In a statement issued Sunday, South Korea’s Unification Ministry said that about 70 percent of the 616 billion won ($560 million) paid to the North since the park was established in 2004 was used to develop nuclear weapons, missiles and for the luxury goods.
It did not detail how it arrived at that percentage.
Pyongyang was able to divert the money because the workers in Kaesong were not paid indirectly. Instead, US dollars were paid to the North Korean government, which siphoned off most of the money and paid only what it wanted to the employees in North Korean currency and store vouchers, the statement said. Pyongyang responded to Seoul’s closure by announcing a military takeover of the complex and seizing everything that the companies’ South Korean managers were forced to leave behind.

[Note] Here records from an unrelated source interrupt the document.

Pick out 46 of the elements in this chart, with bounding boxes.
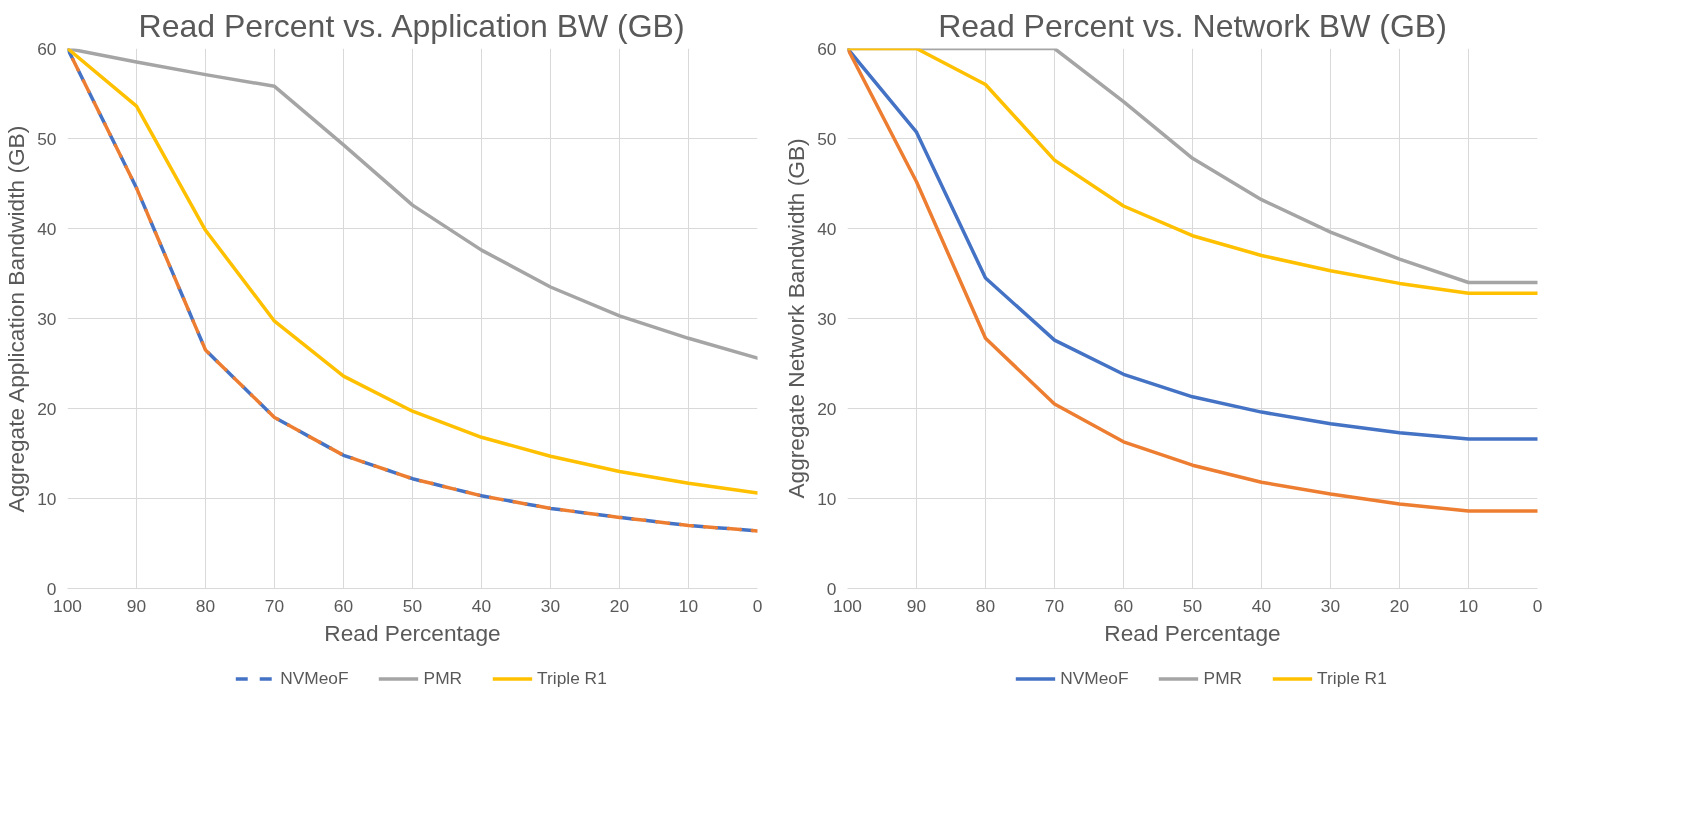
x-tick-label: 80: [975, 595, 996, 616]
x-tick-label: 20: [1389, 595, 1410, 616]
x-axis-title: Read Percentage: [1104, 619, 1281, 646]
y-tick-label: 30: [817, 308, 837, 329]
x-tick-label: 60: [1113, 595, 1134, 616]
x-tick-label: 80: [195, 595, 216, 616]
y-tick-label: 10: [37, 488, 57, 509]
x-tick-label: 70: [1044, 595, 1065, 616]
x-tick-label: 50: [402, 595, 423, 616]
y-axis-title: Aggregate Network Bandwidth (GB): [783, 138, 810, 499]
x-tick-label: 10: [1458, 595, 1479, 616]
line-series: [847, 48, 1538, 441]
y-tick-label: 60: [817, 38, 837, 59]
legend-label: Triple R1: [537, 667, 607, 689]
x-tick-label: 70: [264, 595, 285, 616]
legend-label: PMR: [423, 667, 463, 689]
y-tick-label: 40: [37, 218, 57, 239]
legend-label: PMR: [1203, 667, 1243, 689]
y-tick-label: 50: [817, 128, 837, 149]
y-tick-label: 60: [37, 38, 57, 59]
y-tick-label: 30: [37, 308, 57, 329]
legend-label: NVMeoF: [1060, 667, 1129, 689]
y-tick-label: 20: [817, 398, 837, 419]
y-axis-title: Aggregate Application Bandwidth (GB): [3, 125, 30, 513]
line-series: [847, 48, 1538, 513]
chart-title: Read Percent vs. Application BW (GB): [138, 7, 685, 44]
x-tick-label: 10: [678, 595, 699, 616]
x-tick-label: 0: [1532, 595, 1543, 616]
legend-label: NVMeoF: [280, 667, 349, 689]
y-tick-label: 40: [817, 218, 837, 239]
y-tick-label: 10: [817, 488, 837, 509]
x-tick-label: 30: [1320, 595, 1341, 616]
x-tick-label: 40: [1251, 595, 1272, 616]
chart-title: Read Percent vs. Network BW (GB): [938, 7, 1447, 44]
legend-label: Triple R1: [1317, 667, 1387, 689]
y-tick-label: 20: [37, 398, 57, 419]
x-tick-label: 90: [126, 595, 147, 616]
x-tick-label: 40: [471, 595, 492, 616]
x-tick-label: 20: [609, 595, 630, 616]
x-tick-label: 50: [1182, 595, 1203, 616]
x-tick-label: 0: [752, 595, 763, 616]
x-tick-label: 60: [333, 595, 354, 616]
y-tick-label: 50: [37, 128, 57, 149]
x-tick-label: 30: [540, 595, 561, 616]
x-axis-title: Read Percentage: [324, 619, 501, 646]
x-tick-label: 90: [906, 595, 927, 616]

The last major symbol of inter-Korean cooperation began during an era of relatively good cross-border relations, combining cheap North Korean labor with the capital and technology of wealthy South Korea. But Seoul is desperate to pressure Pyongyang after its nuclear test earlier this year, followed weeks later by a Feb. 7 rocket launch, which was condemned by the rest of the world as a test of banned missile technology. While the Kaesong closure will hurt North Korea, it is not critical to that nation’s economy.

Pyongyang gets the vast majority of its earnings from trade with China.
The last time the park closed was in 2013, when North Korea withdrew its workers amid escalating tension in the wake of North Korea’s third nuclear test. The park reopened after about five months.